國家は私達から、乙女の夢まで、取上げてしまふのでせうか。

風俗描写

川島雄三だったならば、60年代末、70年代を迎える時期に映画を撮っていたとしても、その風俗描写、
間違いないものだったろうなんて考えもするが、60年代半ばあたりからは着る物などのカジュアル化が
グンと進み、見た目での階級の消滅などあって、そこらへんから風俗の描き方が変ってきた、
変らざるを得なくなった気もするが、それは又、繁華街の中心が銀座から新宿へと移行した時期とも
一致する筈で、その分岐点を見極めたいところ。
映画の中で新宿がなにかと出るようになるのは果たしてどのあたりなんだろう?
東宝東映日活大映、どのへんかしら。シリーズものとかで云うと。
新宿へと人が、特に若者が集まり始めたキッカケってなんだろう。
なにが出来たんだろう。惹きつけたんだろう。建物とか、お店とか。
着物が大人の女性のスタンダードじゃなくなったのは一体いつからなんだろう。
例えば「宗方姉妹」なんかだと旧来の価値観の姉役の田中絹代は着物姿で、アプレの高峰秀子
洋装と実に判りやすい作りにもなっているが、それはまだ昭和25年あたり、その後十年とプラスαを経ると、
そうそうは着物など着ている人も減ってしまう。着物着ているのは年配の女性、ってとこか。

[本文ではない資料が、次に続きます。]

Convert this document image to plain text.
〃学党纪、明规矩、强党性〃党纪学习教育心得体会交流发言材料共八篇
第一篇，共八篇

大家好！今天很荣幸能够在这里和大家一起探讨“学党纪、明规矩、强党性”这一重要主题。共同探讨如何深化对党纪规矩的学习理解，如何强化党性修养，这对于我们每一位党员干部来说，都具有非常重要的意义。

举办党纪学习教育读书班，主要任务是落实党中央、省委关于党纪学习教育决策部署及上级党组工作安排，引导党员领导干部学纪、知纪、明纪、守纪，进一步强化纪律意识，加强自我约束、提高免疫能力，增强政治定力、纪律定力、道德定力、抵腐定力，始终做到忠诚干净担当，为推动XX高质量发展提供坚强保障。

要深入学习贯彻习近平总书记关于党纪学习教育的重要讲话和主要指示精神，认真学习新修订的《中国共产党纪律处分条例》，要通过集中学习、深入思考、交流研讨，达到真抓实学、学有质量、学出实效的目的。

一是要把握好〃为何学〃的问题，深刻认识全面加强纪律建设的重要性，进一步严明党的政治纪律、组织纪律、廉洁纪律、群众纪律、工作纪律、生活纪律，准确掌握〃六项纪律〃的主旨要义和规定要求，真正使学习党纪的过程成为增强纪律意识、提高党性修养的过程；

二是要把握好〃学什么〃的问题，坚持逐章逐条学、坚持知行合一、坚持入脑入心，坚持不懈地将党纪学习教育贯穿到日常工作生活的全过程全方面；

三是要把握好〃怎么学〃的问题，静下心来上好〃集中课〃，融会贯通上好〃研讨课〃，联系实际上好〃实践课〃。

男はもう戦後、いや戦前から洋服なような気もする。着物を着ている男ってのは昭和になると、
だいぶん減るのじゃないか。そういったファッション史には疎いので、こういった場合、
隔靴掻痒、スッキリしづらい。ううむ。
映画の中のカジュアル化ってことで言うといつも気になるのが髪型。昔の映画は髪型がどんな場合でも
大概キッチリしている。乱れたって設定の場合でさえ、乱しましたよ、って但し書きの感じがするくらい。
印象としてはいつも髪油でちゃんと固めてる。
そうだ。ジーンズを着た奴が主役になったのはいつからなのか。60年代後半には違いないが、
おれとしてはも少し具体的な時期、作品が気になる。